12 de agosto de 2012

das ausências permitidas

Ainda flagro passos seus na calçada, por onde nos trombamos repetidas vezes, no último ano antes da sua morte. Você seguia magro elegante, sem nuances dos oitenta anos. 1,75 m. Os dois olhos tinham cores de noites quentes. Arqueava a coluna como quem precisa enraizar-se no chão. Talvez aí a demora para percebê-lo. Você guardava uma inspiração nasal para cada minuto do seu andar, aprofundava-se em modo introspectivo e voltava a caminhar com o corpo ainda suspenso no presente. E assim parecia prender a vida entre os postes, desnovelando-a, em cada minuto adiante... em direção à Praça das Orquídeas, onde pousava o melhor sol das oito da manhã - como costumava dizer. 

Eu nunca saberia sua idade, se não fosse a necessidade da bengala. Mas agora o que eu preciso lembrar para escrever aqui não é isso. Não era a velhice opaca, que impossibilitava as caminhadas sem a presença da enfermeira antes de não poder mais trafegar até a praça. Não, eu preciso escrever sobre o momento que nos conhecemos e nos reencontramos quase todos os dias, até o início da morte isola-lo aos poucos, e eu precisar vê-lo partir. 

Escrevo aqui para lembrar quando passei a entender o fim da minha solidão sem versos  fraternos por não ter conhecido o meu pai. Porque sempre precisei fazer das comemorações  do segundo domingo de agosto o dia de quem quisesse representar essa presença na minha vida. Então minha mãe, tias, tio-avô, primos das tias revezavam para ir na comemoração da escola, quando se festejava a tal data. E para me livrar da culpa por essa ausência ingrata, dizia aos coleguinhas que papai viajava muito e como a família era grande e todos queriam ter uma filha como eu, a cada ano eu ganhava um pai diferente. E havia em casa até um sorteio para ver quem realmente iria ser o meu pai do ano. Uma atitude democrática, diziam alguns, para tamanha disputa. Invenções infantis para não carregar uma tonelada de sensações hostis à orfandade paterna. 

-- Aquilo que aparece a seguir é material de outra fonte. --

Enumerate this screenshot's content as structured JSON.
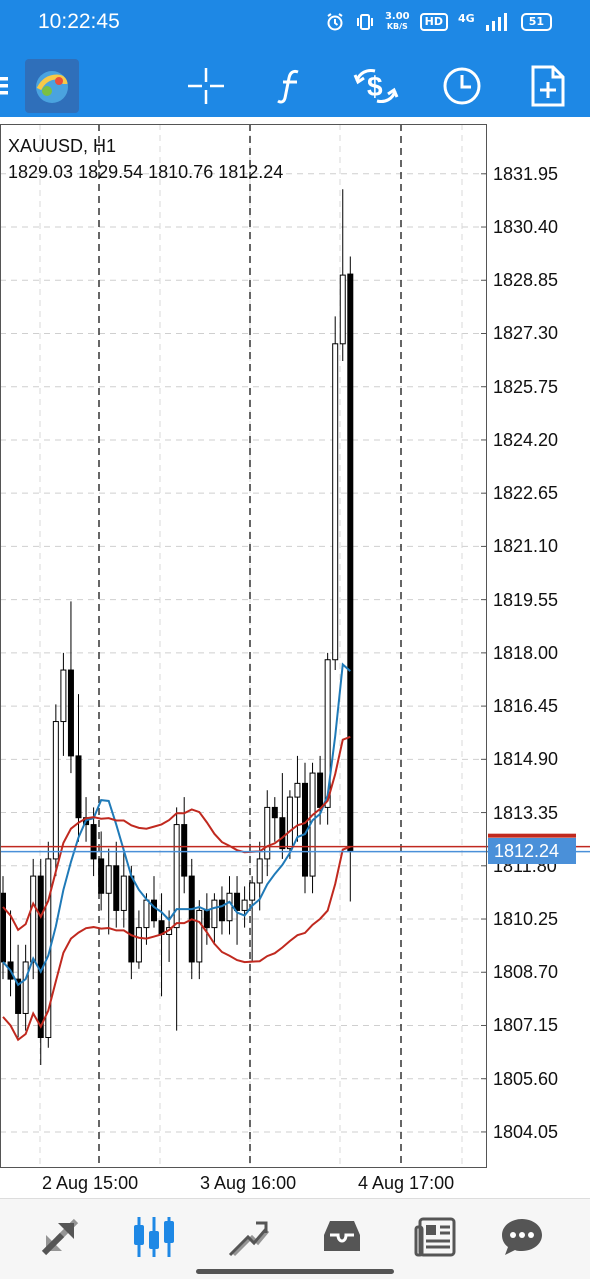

Afinal, doía não saber o tom da voz, o tipo de cabelo e o tamanho do sorriso quando estava feliz, do meu pai verdadeiro. Até então escondi-me com pais emprestados, e resolvi absolvê-los um por um no mesmo dia em que você me visitou no hospital, depois do atropelamento, bem na sua frente, na manhã do dia 25 de maio de 2009. Eu saía da minha casa para pegar o ônibus na parada da Avenida João Dias, dez metros depois, fui arrastada pela motocicleta que vinha na contramão. O motorista não parou e sendo aquelas primeiras horas o turno pouco habitável do bairro Vale do Paraná, principalmente nas férias do Colégio Central, pensei mesmo que nenhuma ajuda chegaria tão logo, por não tê-lo visto ali, minutos antes. Foi quando ouvi ao longe, embora tão próximo, sua voz nervosa e abafada pela lentidão ao se dirigir até mim. Eu ali estatelada, com os joelhos ensanguentados, entre a dor na cabeça, o flash de realidade do granizo quente me apoiando e a sonolência dos olhos entreabertos, já preparada para um desmaio, senti sua mão no meio da minha testa e apaguei.